Splunk, New Relic, Trend Micro Deep Security on a Kubernetes cluster on Azure

This repo contains helm charts, scripts and notes on how to provide a configurable environment to deploy applications to a Kubernetes cluster on Azure. This cluster uses New Relic infrastructure and Splunk for monitoring and logging. Additionally, for security Trend Micro Deep Security is installed in the VMs of the cluster.

Requirements

• Azure Cli 2.0
• New Relic Infrastructure - License Key and access to the portal (We can use a free trial)
• Splunk
• Trend Micro Deep Security
• Docker
• Kubectl
• Helm client

Set up

Deploying Kubernetes on ACS

First of all, we need to set some environment variables to make this process a little bit easier. Feel free to edit them and paste them into your terminal.

RESOURCE_GROUP=coolrgname111
LOCATION=southcentralus
CLUSTER_NAME=k8s-clus2s3r2
CLUSTER_DNS=k8s-brusmx1213
ACR_NAME=coolacr12

Now, login to Azure in your CLI:

az login

After that, deploy a new resource group (it might take a couple of minutes):

az group create -n $RESOURCE_GROUP -l $LOCATION

It should return "provisioningState": "Succeeded".

Then, deploy the Azure Container Service (full documentation). This next command asumes you dont have ssh keys in your terminal, but you can remove the --generate-ssh-keys if you would like az to use your usual pair of ssh keys (uploads ~/.ssh/id_rsa.pub to the VMs):

az acs create --orchestrator-type=kubernetes -n $CLUSTER_NAME -g $RESOURCE_GROUP -d $CLUSTER_DNS --generate-ssh-keys

It should take about 10 minutes to finish and it will return a "provisioningState": "Succeeded".

The next step is to install kubectl by running:

az acs kubernetes install-cli

Obtain the .kube/config:

az acs kubernetes get-credentials -g=$RESOURCE_GROUP -n=$CLUSTER_NAME

And finally, verify you can connect to your cluster by getting your pods:

kubect get pods

Deploying ACR

In addition to the Azure Cli 2.0 and depending on your version you might have to install the acr component in your Az CLI.

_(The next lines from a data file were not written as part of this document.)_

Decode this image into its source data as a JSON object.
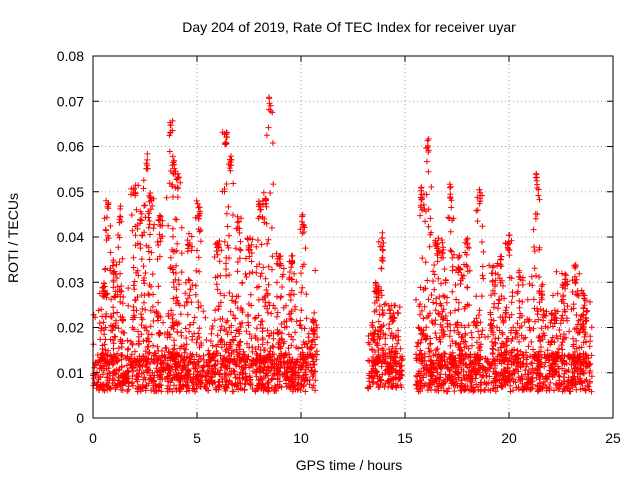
{
  "chart_data": {
    "type": "scatter",
    "title": "Day 204 of 2019, Rate Of TEC Index for receiver uyar",
    "xlabel": "GPS time / hours",
    "ylabel": "ROTI / TECUs",
    "xlim": [
      0,
      25
    ],
    "ylim": [
      0,
      0.08
    ],
    "x_ticks": [
      0,
      5,
      10,
      15,
      20,
      25
    ],
    "y_ticks": [
      0,
      0.01,
      0.02,
      0.03,
      0.04,
      0.05,
      0.06,
      0.07,
      0.08
    ],
    "x_tick_labels": [
      "0",
      "5",
      "10",
      "15",
      "20",
      "25"
    ],
    "y_tick_labels": [
      "0",
      "0.01",
      "0.02",
      "0.03",
      "0.04",
      "0.05",
      "0.06",
      "0.07",
      "0.08"
    ],
    "grid": true,
    "marker": "+",
    "color": "#ff0000",
    "series": [
      {
        "name": "ROTI",
        "segments": [
          {
            "x_start": 0.0,
            "x_end": 10.7,
            "baseline": 0.01,
            "spread": 0.006
          },
          {
            "x_start": 13.2,
            "x_end": 14.9,
            "baseline": 0.01,
            "spread": 0.005
          },
          {
            "x_start": 15.5,
            "x_end": 24.0,
            "baseline": 0.01,
            "spread": 0.006
          }
        ],
        "peaks": [
          {
            "x": 0.5,
            "y": 0.03
          },
          {
            "x": 0.7,
            "y": 0.048
          },
          {
            "x": 1.0,
            "y": 0.035
          },
          {
            "x": 1.3,
            "y": 0.047
          },
          {
            "x": 2.0,
            "y": 0.052
          },
          {
            "x": 2.3,
            "y": 0.046
          },
          {
            "x": 2.6,
            "y": 0.059
          },
          {
            "x": 2.8,
            "y": 0.05
          },
          {
            "x": 3.2,
            "y": 0.045
          },
          {
            "x": 3.7,
            "y": 0.066
          },
          {
            "x": 3.9,
            "y": 0.057
          },
          {
            "x": 4.1,
            "y": 0.054
          },
          {
            "x": 4.6,
            "y": 0.041
          },
          {
            "x": 5.1,
            "y": 0.048
          },
          {
            "x": 6.0,
            "y": 0.04
          },
          {
            "x": 6.4,
            "y": 0.064
          },
          {
            "x": 6.6,
            "y": 0.058
          },
          {
            "x": 7.0,
            "y": 0.045
          },
          {
            "x": 7.5,
            "y": 0.04
          },
          {
            "x": 8.0,
            "y": 0.048
          },
          {
            "x": 8.3,
            "y": 0.05
          },
          {
            "x": 8.5,
            "y": 0.071
          },
          {
            "x": 9.0,
            "y": 0.037
          },
          {
            "x": 9.6,
            "y": 0.037
          },
          {
            "x": 10.1,
            "y": 0.045
          },
          {
            "x": 10.6,
            "y": 0.022
          },
          {
            "x": 13.6,
            "y": 0.03
          },
          {
            "x": 13.9,
            "y": 0.041
          },
          {
            "x": 14.4,
            "y": 0.025
          },
          {
            "x": 15.8,
            "y": 0.051
          },
          {
            "x": 16.1,
            "y": 0.062
          },
          {
            "x": 16.5,
            "y": 0.04
          },
          {
            "x": 16.8,
            "y": 0.04
          },
          {
            "x": 17.2,
            "y": 0.052
          },
          {
            "x": 17.6,
            "y": 0.036
          },
          {
            "x": 18.0,
            "y": 0.04
          },
          {
            "x": 18.6,
            "y": 0.051
          },
          {
            "x": 19.2,
            "y": 0.034
          },
          {
            "x": 19.6,
            "y": 0.036
          },
          {
            "x": 20.0,
            "y": 0.041
          },
          {
            "x": 20.5,
            "y": 0.033
          },
          {
            "x": 21.3,
            "y": 0.055
          },
          {
            "x": 21.6,
            "y": 0.03
          },
          {
            "x": 22.2,
            "y": 0.025
          },
          {
            "x": 22.7,
            "y": 0.033
          },
          {
            "x": 23.2,
            "y": 0.034
          },
          {
            "x": 23.6,
            "y": 0.028
          }
        ]
      }
    ]
  }
}
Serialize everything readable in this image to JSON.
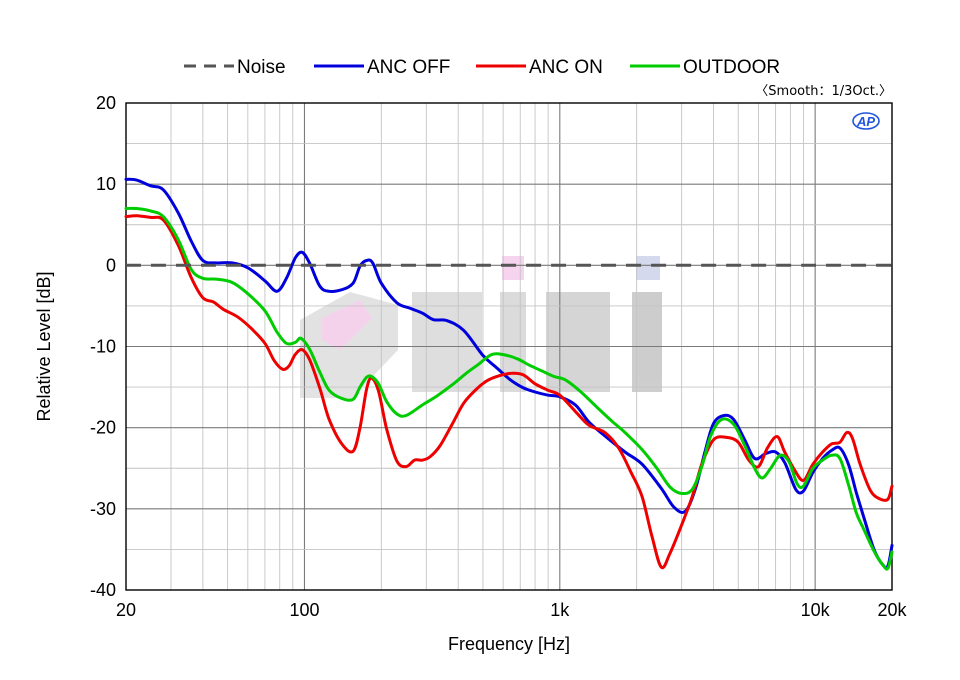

az component update --add  acr

This component allow us to manage the Azure Container Registry through our CLI. We will use a ACR to host our Docker images that will be deployed later in our cluster. Deploy one on your subscription with the following command (full documentation):

az acr create -n $ACR_NAME -g $RESOURCE_GROUP -l $LOCATION

Allow admin access to your ACR to retrieve the username and password:

az acr update -n $ACR_NAME --admin-enabled true

And get the credentials:

ACR_CREDS=`az acr credential show -n $ACR_NAME` | echo $ACR_CREDS

If you have jq installed you can do the following:

ACR_USER=`echo $ACR_CREDS | jq -r '.username'`
ACR_PASS=`echo $ACR_CREDS | jq -r '.password'`

With these credentials we will be able to push the images to the registry.

These are the following steps to run:

1. Install TMDS through Custom Script Extension.
2. Deploy New Relic infra in the agents.
3. Deploy Splunk.
4. Deploy Application.
5. Test monitoring, logging and security.